Otago Military History Group chairman Peter Trevathan said his research had led him to believe a siege gun New Zealand forces seized from the Ottoman army during World War 1 was buried under the Oval.
An exploratory dig was conducted to search for the howitzer yesterday in two sections of the Oval, near the Boer War memorial.
The dig failed to reveal the howitzer, but a Masters Games medal from the year 2000 was discovered.
Origin Consultants archaeologist Jeremy Moyle said it was unfortunate nothing was found, but it did not mean the guns were not buried there.
"There’s a lot of Oval — those were two small trenches [we dug]," Mr Moyle said.

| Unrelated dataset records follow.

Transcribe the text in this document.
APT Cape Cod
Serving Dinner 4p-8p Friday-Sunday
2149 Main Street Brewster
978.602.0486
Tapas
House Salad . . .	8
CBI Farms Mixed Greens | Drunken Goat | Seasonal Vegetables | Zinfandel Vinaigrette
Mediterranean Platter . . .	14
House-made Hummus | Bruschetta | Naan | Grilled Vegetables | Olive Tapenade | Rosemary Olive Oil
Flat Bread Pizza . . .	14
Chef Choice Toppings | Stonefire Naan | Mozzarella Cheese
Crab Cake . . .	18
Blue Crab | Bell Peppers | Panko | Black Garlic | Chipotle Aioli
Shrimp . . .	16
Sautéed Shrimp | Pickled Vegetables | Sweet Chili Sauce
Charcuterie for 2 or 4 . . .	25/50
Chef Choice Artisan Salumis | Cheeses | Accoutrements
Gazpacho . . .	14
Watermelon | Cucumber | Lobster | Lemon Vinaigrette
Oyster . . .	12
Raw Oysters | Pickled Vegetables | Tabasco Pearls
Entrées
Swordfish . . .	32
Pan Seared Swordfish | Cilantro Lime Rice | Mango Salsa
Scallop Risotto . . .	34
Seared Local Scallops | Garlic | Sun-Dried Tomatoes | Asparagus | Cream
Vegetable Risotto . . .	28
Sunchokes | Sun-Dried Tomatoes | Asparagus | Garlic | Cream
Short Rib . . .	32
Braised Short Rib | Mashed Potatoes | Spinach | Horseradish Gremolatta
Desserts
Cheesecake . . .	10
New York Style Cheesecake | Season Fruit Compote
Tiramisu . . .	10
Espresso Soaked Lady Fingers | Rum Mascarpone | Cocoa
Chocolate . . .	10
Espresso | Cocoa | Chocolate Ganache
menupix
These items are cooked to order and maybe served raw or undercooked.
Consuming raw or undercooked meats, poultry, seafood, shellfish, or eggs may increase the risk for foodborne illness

The history group had dug about half a metre down until they hit a layer of fill that looked older than what they were looking for and was too shallow to be the major reclamation work that had taken place to create large sections of central Dunedin in the mid to late 1800s.

The dig came after a ground scan of the field conducted by University of Otago geologists Andrew Gorman and Hamish Bowman had revealed between three and four anomalies which Mr Trevathan believed were pieces of the giant gun.
"Back in ’36 they didn’t really care, they dug a hole and rolled it in," Mr Trevathan said.
After World War 1, many reserve units brought artillery pieces back to New Zealand as trophies.
These were gradually removed from public display in the 1930s because of increasing anti-war sentiment.
Mr Trevathan believed the other two field guns had been scrapped, but was optimistic the German-built howitzer, which he believed weighed about 9 tonnes, was still at the field where it had been buried.
He believed the Second Auckland Infantry Battalion seized it in Palestine in 1918.
He hoped a survey using ground penetrating radar could be completed at the Oval before the end of the year.